Flow diagram describing application of inclusion and exclusion criteria for the study. ^aWithin 4 days before PA assay. ^bWithin 30 days before PA assay. ^cPer ASH 2011 clinical practice guidelines. ^dOne of these 28 patients had 2 assays performed, and thus 29 assays were excluded according to this criterion. ACD-A, acid citrate dextrose solution A.

Figure 2.

Serologic patterns of platelet autoantibody assays in ITP patients. Results of PA assays in patients with ITP (360 assays total in 260 patients).

Figure 3.

Relation of glycoprotein-specific autoantibody number with disease severity.
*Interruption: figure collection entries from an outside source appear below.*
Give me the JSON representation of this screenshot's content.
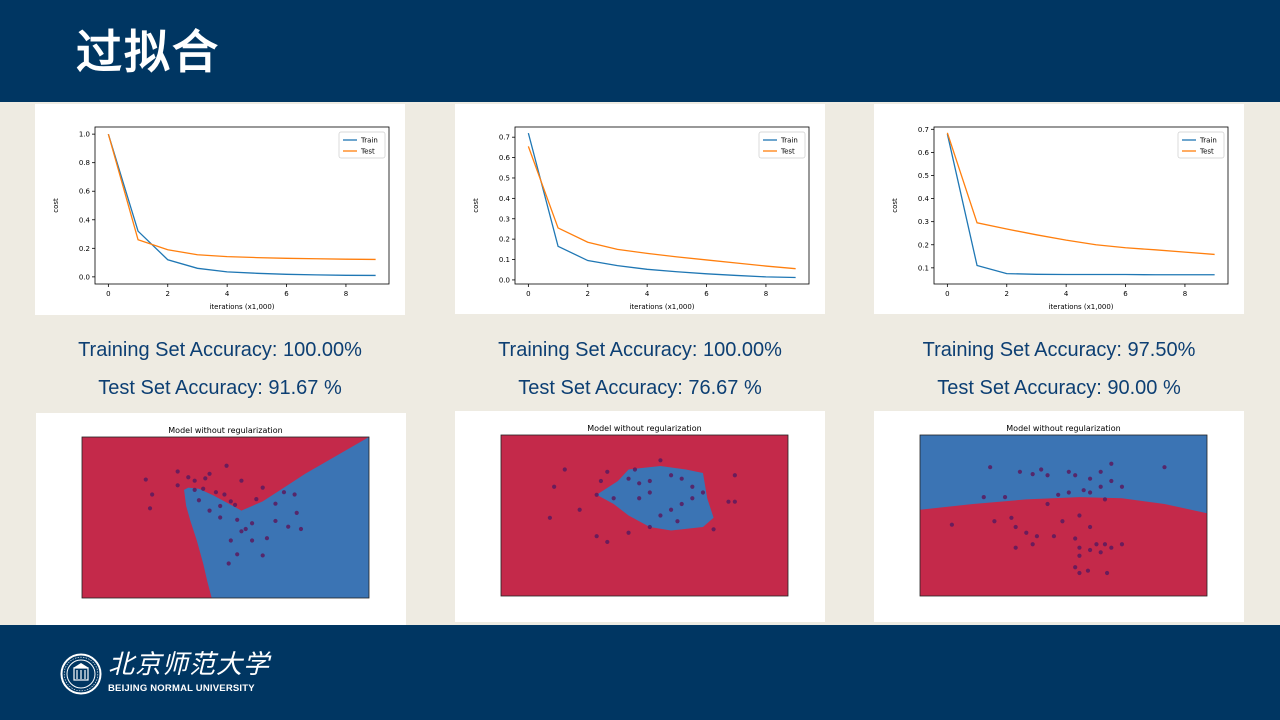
{
  "slide": {
    "title": "过拟合"
  },
  "footer": {
    "university_cn": "北京师范大学",
    "university_en": "BEIJING NORMAL UNIVERSITY"
  },
  "colors": {
    "header_bg": "#003662",
    "train": "#1f77b4",
    "test": "#ff7f0e",
    "red_region": "#c4294a",
    "blue_region": "#3b74b4",
    "text": "#0d3f73"
  },
  "chart_data": [
    {
      "type": "line",
      "xlabel": "iterations (x1,000)",
      "ylabel": "cost",
      "xlim": [
        -0.45,
        9.45
      ],
      "ylim": [
        -0.05,
        1.05
      ],
      "yticks": [
        0.0,
        0.2,
        0.4,
        0.6,
        0.8,
        1.0
      ],
      "ytick_labels": [
        "0.0",
        "0.2",
        "0.4",
        "0.6",
        "0.8",
        "1.0"
      ],
      "xticks": [
        0,
        2,
        4,
        6,
        8
      ],
      "xtick_labels": [
        "0",
        "2",
        "4",
        "6",
        "8"
      ],
      "x": [
        0,
        1,
        2,
        3,
        4,
        5,
        6,
        7,
        8,
        9
      ],
      "series": [
        {
          "name": "Train",
          "values": [
            1.0,
            0.32,
            0.12,
            0.06,
            0.035,
            0.025,
            0.018,
            0.014,
            0.011,
            0.01
          ]
        },
        {
          "name": "Test",
          "values": [
            1.0,
            0.26,
            0.19,
            0.155,
            0.142,
            0.135,
            0.13,
            0.127,
            0.124,
            0.122
          ]
        }
      ]
    },
    {
      "type": "line",
      "xlabel": "iterations (x1,000)",
      "ylabel": "cost",
      "xlim": [
        -0.45,
        9.45
      ],
      "ylim": [
        -0.02,
        0.75
      ],
      "yticks": [
        0.0,
        0.1,
        0.2,
        0.3,
        0.4,
        0.5,
        0.6,
        0.7
      ],
      "ytick_labels": [
        "0.0",
        "0.1",
        "0.2",
        "0.3",
        "0.4",
        "0.5",
        "0.6",
        "0.7"
      ],
      "xticks": [
        0,
        2,
        4,
        6,
        8
      ],
      "xtick_labels": [
        "0",
        "2",
        "4",
        "6",
        "8"
      ],
      "x": [
        0,
        1,
        2,
        3,
        4,
        5,
        6,
        7,
        8,
        9
      ],
      "series": [
        {
          "name": "Train",
          "values": [
            0.72,
            0.165,
            0.095,
            0.07,
            0.052,
            0.04,
            0.03,
            0.022,
            0.015,
            0.012
          ]
        },
        {
          "name": "Test",
          "values": [
            0.655,
            0.255,
            0.185,
            0.15,
            0.13,
            0.113,
            0.098,
            0.083,
            0.068,
            0.055
          ]
        }
      ]
    },
    {
      "type": "line",
      "xlabel": "iterations (x1,000)",
      "ylabel": "cost",
      "xlim": [
        -0.45,
        9.45
      ],
      "ylim": [
        0.03,
        0.71
      ],
      "yticks": [
        0.1,
        0.2,
        0.3,
        0.4,
        0.5,
        0.6,
        0.7
      ],
      "ytick_labels": [
        "0.1",
        "0.2",
        "0.3",
        "0.4",
        "0.5",
        "0.6",
        "0.7"
      ],
      "xticks": [
        0,
        2,
        4,
        6,
        8
      ],
      "xtick_labels": [
        "0",
        "2",
        "4",
        "6",
        "8"
      ],
      "x": [
        0,
        1,
        2,
        3,
        4,
        5,
        6,
        7,
        8,
        9
      ],
      "series": [
        {
          "name": "Train",
          "values": [
            0.68,
            0.11,
            0.075,
            0.072,
            0.071,
            0.071,
            0.071,
            0.07,
            0.07,
            0.07
          ]
        },
        {
          "name": "Test",
          "values": [
            0.685,
            0.295,
            0.268,
            0.243,
            0.22,
            0.2,
            0.187,
            0.178,
            0.168,
            0.158
          ]
        }
      ]
    },
    {
      "type": "scatter",
      "title": "Model without regularization",
      "xlim": [
        -0.75,
        0.6
      ],
      "ylim": [
        -0.8,
        0.6
      ],
      "red_region": [
        [
          -0.75,
          0.6
        ],
        [
          0.6,
          0.6
        ],
        [
          0.45,
          0.44
        ],
        [
          0.3,
          0.28
        ],
        [
          0.2,
          0.16
        ],
        [
          0.1,
          0.04
        ],
        [
          0.0,
          -0.04
        ],
        [
          -0.04,
          0.0
        ],
        [
          -0.13,
          0.09
        ],
        [
          -0.2,
          0.15
        ],
        [
          -0.25,
          0.16
        ],
        [
          -0.27,
          0.14
        ],
        [
          -0.26,
          0.0
        ],
        [
          -0.24,
          -0.13
        ],
        [
          -0.21,
          -0.3
        ],
        [
          -0.18,
          -0.5
        ],
        [
          -0.16,
          -0.66
        ],
        [
          -0.14,
          -0.8
        ],
        [
          -0.75,
          -0.8
        ]
      ],
      "points": [
        [
          -0.45,
          0.23
        ],
        [
          -0.42,
          0.1
        ],
        [
          -0.43,
          -0.02
        ],
        [
          -0.3,
          0.3
        ],
        [
          -0.3,
          0.18
        ],
        [
          -0.25,
          0.25
        ],
        [
          -0.22,
          0.22
        ],
        [
          -0.17,
          0.24
        ],
        [
          -0.15,
          0.28
        ],
        [
          -0.12,
          0.12
        ],
        [
          -0.08,
          0.1
        ],
        [
          -0.05,
          0.04
        ],
        [
          -0.03,
          0.01
        ],
        [
          -0.07,
          0.35
        ],
        [
          0.0,
          0.22
        ],
        [
          0.07,
          0.06
        ],
        [
          0.1,
          0.16
        ],
        [
          0.2,
          0.12
        ],
        [
          0.16,
          0.02
        ],
        [
          0.25,
          0.1
        ],
        [
          0.26,
          -0.06
        ],
        [
          0.28,
          -0.2
        ],
        [
          0.22,
          -0.18
        ],
        [
          -0.18,
          0.15
        ],
        [
          -0.22,
          0.14
        ],
        [
          -0.15,
          -0.04
        ],
        [
          -0.1,
          -0.1
        ],
        [
          -0.02,
          -0.12
        ],
        [
          0.02,
          -0.2
        ],
        [
          0.05,
          -0.3
        ],
        [
          0.12,
          -0.28
        ],
        [
          -0.05,
          -0.3
        ],
        [
          -0.02,
          -0.42
        ],
        [
          0.1,
          -0.43
        ],
        [
          -0.06,
          -0.5
        ],
        [
          0.05,
          -0.15
        ],
        [
          -0.2,
          0.05
        ],
        [
          0.16,
          -0.13
        ],
        [
          -0.1,
          0.0
        ],
        [
          0.0,
          -0.22
        ]
      ]
    },
    {
      "type": "scatter",
      "title": "Model without regularization",
      "xlim": [
        -0.75,
        0.6
      ],
      "ylim": [
        -0.8,
        0.6
      ],
      "red_region": [
        [
          -0.75,
          0.6
        ],
        [
          0.6,
          0.6
        ],
        [
          0.6,
          -0.8
        ],
        [
          -0.75,
          -0.8
        ]
      ],
      "blue_region": [
        [
          -0.3,
          0.08
        ],
        [
          -0.25,
          0.14
        ],
        [
          -0.2,
          0.2
        ],
        [
          -0.15,
          0.3
        ],
        [
          0.0,
          0.33
        ],
        [
          0.12,
          0.3
        ],
        [
          0.2,
          0.27
        ],
        [
          0.22,
          0.05
        ],
        [
          0.25,
          -0.12
        ],
        [
          0.2,
          -0.2
        ],
        [
          0.05,
          -0.23
        ],
        [
          -0.05,
          -0.2
        ],
        [
          -0.15,
          -0.1
        ],
        [
          -0.22,
          0.0
        ]
      ],
      "points": [
        [
          -0.45,
          0.3
        ],
        [
          -0.5,
          0.15
        ],
        [
          -0.38,
          -0.05
        ],
        [
          -0.52,
          -0.12
        ],
        [
          -0.28,
          0.2
        ],
        [
          -0.25,
          0.28
        ],
        [
          -0.22,
          0.05
        ],
        [
          -0.12,
          0.3
        ],
        [
          -0.15,
          0.22
        ],
        [
          -0.1,
          0.18
        ],
        [
          -0.05,
          0.2
        ],
        [
          0.0,
          0.38
        ],
        [
          0.05,
          0.25
        ],
        [
          0.1,
          0.22
        ],
        [
          0.15,
          0.15
        ],
        [
          0.15,
          0.05
        ],
        [
          0.2,
          0.1
        ],
        [
          0.1,
          0.0
        ],
        [
          0.05,
          -0.05
        ],
        [
          0.0,
          -0.1
        ],
        [
          -0.05,
          0.1
        ],
        [
          0.35,
          0.25
        ],
        [
          0.32,
          0.02
        ],
        [
          0.35,
          0.02
        ],
        [
          -0.05,
          -0.2
        ],
        [
          -0.15,
          -0.25
        ],
        [
          -0.25,
          -0.33
        ],
        [
          0.25,
          -0.22
        ],
        [
          -0.3,
          -0.28
        ],
        [
          -0.1,
          0.05
        ],
        [
          0.08,
          -0.15
        ],
        [
          -0.3,
          0.08
        ]
      ]
    },
    {
      "type": "scatter",
      "title": "Model without regularization",
      "xlim": [
        -0.75,
        0.6
      ],
      "ylim": [
        -0.8,
        0.6
      ],
      "red_region": [
        [
          -0.75,
          -0.05
        ],
        [
          -0.5,
          0.0
        ],
        [
          -0.25,
          0.04
        ],
        [
          0.0,
          0.06
        ],
        [
          0.2,
          0.05
        ],
        [
          0.4,
          0.0
        ],
        [
          0.6,
          -0.08
        ],
        [
          0.6,
          -0.8
        ],
        [
          -0.75,
          -0.8
        ]
      ],
      "points": [
        [
          -0.42,
          0.32
        ],
        [
          -0.28,
          0.28
        ],
        [
          -0.22,
          0.26
        ],
        [
          -0.18,
          0.3
        ],
        [
          -0.15,
          0.25
        ],
        [
          -0.05,
          0.28
        ],
        [
          -0.02,
          0.25
        ],
        [
          0.05,
          0.22
        ],
        [
          0.1,
          0.28
        ],
        [
          0.15,
          0.35
        ],
        [
          0.4,
          0.32
        ],
        [
          -0.45,
          0.06
        ],
        [
          -0.35,
          0.06
        ],
        [
          -0.1,
          0.08
        ],
        [
          -0.05,
          0.1
        ],
        [
          0.02,
          0.12
        ],
        [
          0.15,
          0.2
        ],
        [
          0.1,
          0.15
        ],
        [
          0.05,
          0.1
        ],
        [
          0.2,
          0.15
        ],
        [
          0.12,
          0.04
        ],
        [
          -0.6,
          -0.18
        ],
        [
          -0.4,
          -0.15
        ],
        [
          -0.32,
          -0.12
        ],
        [
          -0.3,
          -0.2
        ],
        [
          -0.25,
          -0.25
        ],
        [
          -0.2,
          -0.28
        ],
        [
          -0.22,
          -0.35
        ],
        [
          -0.12,
          -0.28
        ],
        [
          -0.02,
          -0.3
        ],
        [
          0.0,
          -0.38
        ],
        [
          0.05,
          -0.4
        ],
        [
          0.08,
          -0.35
        ],
        [
          0.12,
          -0.35
        ],
        [
          0.1,
          -0.42
        ],
        [
          0.15,
          -0.38
        ],
        [
          0.2,
          -0.35
        ],
        [
          0.05,
          -0.2
        ],
        [
          -0.08,
          -0.15
        ],
        [
          0.0,
          -0.45
        ],
        [
          -0.02,
          -0.55
        ],
        [
          0.0,
          -0.6
        ],
        [
          0.04,
          -0.58
        ],
        [
          0.13,
          -0.6
        ],
        [
          -0.3,
          -0.38
        ],
        [
          -0.15,
          0.0
        ],
        [
          0.0,
          -0.1
        ]
      ]
    }
  ],
  "columns": [
    {
      "train_accuracy": "Training  Set Accuracy: 100.00%",
      "test_accuracy": "Test Set Accuracy: 91.67 %"
    },
    {
      "train_accuracy": "Training  Set Accuracy: 100.00%",
      "test_accuracy": "Test Set Accuracy: 76.67 %"
    },
    {
      "train_accuracy": "Training  Set Accuracy: 97.50%",
      "test_accuracy": "Test Set Accuracy: 90.00 %"
    }
  ]
}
Multinomial logistic regression model for probability of disease severity based on number of glycoprotein-specific autoantibodies (error bars represent 95% confidence intervals). Model only included patients with active disease at the time of PA testing.

Figure 4.

Pattern of possible epitope spreading observed in patients with increasing numbers of glycoprotein-specific autoantibodies on interval testing. Median durations between assays given. White text delineates new autoantibodies present in subsequent assay not present in previous assay. Platelet count at the time of testing was similar at first test compared with repeat test (88 × 10⁹/L at first test and 71 × 10⁹/L at repeat test, P = .17 by paired Student t test).